Die ASen heissen Desigo PXC - für HVAC/GA prädestiniert u. funktionieren. Hauptgründe für das System sind u.a. eine wahnsinnig ausgereifte u. umfangreiche Bibliothek rund um HVAC.

Ein grosses ABER hier - für die IBN/Wartung usw. benötigt ihr eine Lizenz für das XWorks (Sprache DMAP-> S7-Fup). Warum noch ein/e Tool/Lizenz ins Haus holen, wenn ihr mit Simatic rummacht. Siemens hätte natürlich auch noch auf S7-Basis ihr SiclimatX am Start - aber auch, warum sollte man?



Fabpicard schrieb:


> Klar HVAC und K&P natürlich nicht selbst programmiert, das wollen die ja gar nicht das man das macht...

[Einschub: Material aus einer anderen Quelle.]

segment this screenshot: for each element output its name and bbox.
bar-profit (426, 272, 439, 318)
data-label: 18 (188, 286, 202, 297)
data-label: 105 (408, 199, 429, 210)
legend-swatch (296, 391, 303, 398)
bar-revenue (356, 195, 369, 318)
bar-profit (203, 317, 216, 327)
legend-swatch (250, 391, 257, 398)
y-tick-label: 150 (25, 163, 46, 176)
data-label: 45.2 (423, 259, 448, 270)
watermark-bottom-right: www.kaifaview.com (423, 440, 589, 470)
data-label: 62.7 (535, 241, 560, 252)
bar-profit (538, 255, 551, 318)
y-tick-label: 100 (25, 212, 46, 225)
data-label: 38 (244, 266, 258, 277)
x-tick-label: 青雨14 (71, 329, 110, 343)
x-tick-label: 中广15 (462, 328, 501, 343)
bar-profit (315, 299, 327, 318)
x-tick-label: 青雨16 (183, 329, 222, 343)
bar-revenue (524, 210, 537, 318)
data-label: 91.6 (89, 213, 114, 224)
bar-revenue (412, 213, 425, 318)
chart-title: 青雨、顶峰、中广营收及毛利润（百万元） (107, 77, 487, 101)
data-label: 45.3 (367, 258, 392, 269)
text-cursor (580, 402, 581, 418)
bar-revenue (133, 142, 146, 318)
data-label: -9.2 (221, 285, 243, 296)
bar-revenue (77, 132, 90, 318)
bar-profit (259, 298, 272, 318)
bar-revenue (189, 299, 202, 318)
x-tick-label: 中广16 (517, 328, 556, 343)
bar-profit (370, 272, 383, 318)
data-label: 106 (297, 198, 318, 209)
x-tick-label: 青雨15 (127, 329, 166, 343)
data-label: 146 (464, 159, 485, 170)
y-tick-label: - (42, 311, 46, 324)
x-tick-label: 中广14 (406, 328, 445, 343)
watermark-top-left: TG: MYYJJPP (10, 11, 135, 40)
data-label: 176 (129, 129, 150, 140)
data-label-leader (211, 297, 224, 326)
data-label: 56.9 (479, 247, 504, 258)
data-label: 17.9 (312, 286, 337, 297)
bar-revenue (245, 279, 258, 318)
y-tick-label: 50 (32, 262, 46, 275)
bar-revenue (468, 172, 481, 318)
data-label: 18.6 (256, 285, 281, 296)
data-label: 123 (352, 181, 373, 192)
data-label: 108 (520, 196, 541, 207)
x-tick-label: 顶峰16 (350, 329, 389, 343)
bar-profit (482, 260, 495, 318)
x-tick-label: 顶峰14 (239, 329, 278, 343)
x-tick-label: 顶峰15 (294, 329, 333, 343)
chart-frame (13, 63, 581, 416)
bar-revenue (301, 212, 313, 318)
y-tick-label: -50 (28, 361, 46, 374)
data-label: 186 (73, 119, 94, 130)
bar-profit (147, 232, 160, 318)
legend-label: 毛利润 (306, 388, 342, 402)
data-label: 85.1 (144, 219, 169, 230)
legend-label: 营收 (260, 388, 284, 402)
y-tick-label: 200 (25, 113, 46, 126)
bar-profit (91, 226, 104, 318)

Dieses "Gebahren" ist in der GA-Branche durchaus üblich, was idR nichts macht, weil meist bei den Kunden keine bodenständigen SPSler vor-Ort sind, die wüssten, was sie da machen. Eine Firma, die ihre SPSen selber im Griff hat, macht was falsch, wenn HLK plötzlich einen besonderen Anbieter braucht.



Fabpicard schrieb:


> Allerdings würden wir gerne zukünftig selbst eine ordentliche  Fehlersuche betreiben können, sowie auch Änderungen selbst vornehmen.  Initial soll das natürlich dann jemand externes machen, das selbst zu  machen fehlt es an Zeit.


Für die üblichen Anbieter von GA/GLT-Systemsystemen gibt es auch Produktverwender (neben den Firmen selbst) - falls ihr euch für ein derartiges System entscheiden würdet.

Ansonsten sind durchaus Anbieter auf dem Markt, die derlei Anlagen mit z.B. S7, WAGO-PLCs,.... realisieren. Bei Wago hättet ihr, neben den Kostengründen für die HW selbst, natürlich auch hinsichtlich Lizenzbezug Vorteile u. ausreichend Produktverwender gibt es auch. 



Fabpicard schrieb:


> Pumpen sind teils redundant ausgelegt. Drückst du aber an bestimmten FUs  auf "Aus" läuft die andere Pumpe nicht automatisch an...


Kommt auf die Realisierung an (oder wie die Ausschreibung/Auftrag) an - idR wird nicht direkt am FU geschalten, sondern an der ISP - dann weiß sie, was los ist.
Aus Kostengründen werden oft die RM-Kanäle bereits bei Auftragsvergabe "wegoptimiert" - blöd, aber leider oft Usus u. der "Schuldige" sässe dann eher am Geldsäckel, denn am Schaltschrank.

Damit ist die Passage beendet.